Two Draws are done -- One for the Cumulus X AIO and a second for the two 50ml juices. 

I am using a web tool for the draw
https://www.miniwebtool.com/random-name-picker/

Reactions: Winner 6


----------



## HPBotha (18/7/19)

FIRST PRIZE:




*Congrats @jtgrey !!!!*​

Reactions: Winner 5 | Thanks 1


----------



## HPBotha (18/7/19)

SECOND PRIZE:




*Congrats @CMMACKEM !!!!*​

Reactions: Winner 6


----------



## Dela Rey Steyn (18/7/19)

Awwwwh , lost out again! Congrats to the two winners: @jtgrey and @CMMACKEM, enjoy gents!

Thanks for the comp @Twisp @Mic Lazzari and @HPBotha !

Reactions: Like 3


----------



## MrGSmokeFree (18/7/19)

Congrats to the winners @jtgrey and @CMMACKEM and a big thank you for a great competition @HPBotha

Reactions: Like 4


----------



## Grand Guru (18/7/19)

Congrats to the winners!

Reactions: Like 4


----------



## jtgrey (18/7/19)

Wow, first time in my life that i win something, thank you very much @HPBotha

Reactions: Like 1 | Winner 8 | Funny 1


----------



## lesvaches (18/7/19)

Congratulations @jtgrey @CMMACKEM
Thank you for the Competition, great idea.

Reactions: Like 3 | Winner 1


----------



## Jengz (18/7/19)

Congrats guys! Thanks @HPBotha for the comp!

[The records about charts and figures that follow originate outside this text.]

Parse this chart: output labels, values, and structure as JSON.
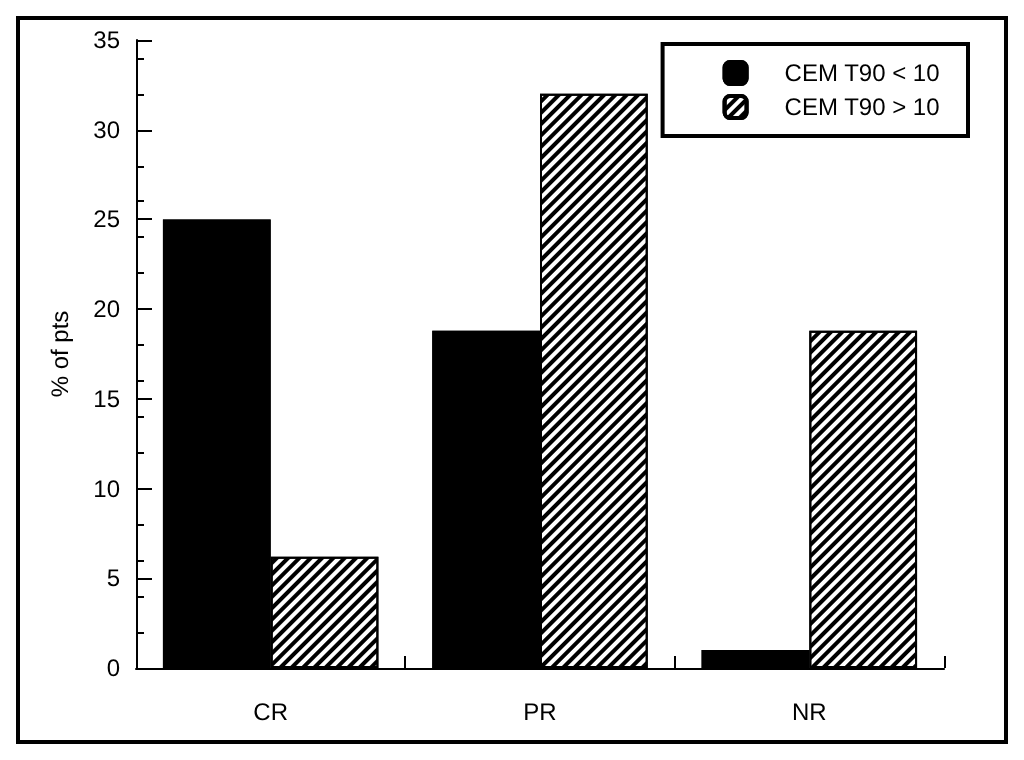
{
  "chart_data": {
    "type": "bar",
    "ylabel": "% of pts",
    "categories": [
      "CR",
      "PR",
      "NR"
    ],
    "series": [
      {
        "name": "CEM T90 < 10",
        "color": "#000000",
        "values": [
          25,
          18.8,
          1
        ]
      },
      {
        "name": "CEM T90 > 10",
        "color": "#ffffff",
        "values": [
          6.2,
          32,
          18.8
        ]
      }
    ],
    "ylim": [
      0,
      35
    ],
    "yticks": [
      0,
      5,
      10,
      15,
      20,
      25,
      30,
      35
    ],
    "grid": false,
    "legend": "top right"
  }
}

Reactions: Like 4 | Winner 1


----------



## Resistance (18/7/19)

@jtgrey and @CMMACKEM, enjoy guys!
@Twisp @Mic Lazzari [USER=758]@HPBotha
thanks for the fun comp.[/USER]

Reactions: Like 4


----------



## Lawrence A (18/7/19)

Congrats to the winners!

Reactions: Like 2


----------



## Clouds4Days (18/7/19)

Nice one guys ( @jtgrey and @CMMACKEM ) enjoy.
Thanks @HPBotha for a great comp.

Reactions: Like 3


----------



## StompieZA (19/7/19)

Congrats guys!!

Reactions: Like 2


----------



## KarlDP (19/7/19)

Congrats to the winners.  It is an awesome device believe me..

Reactions: Like 5


----------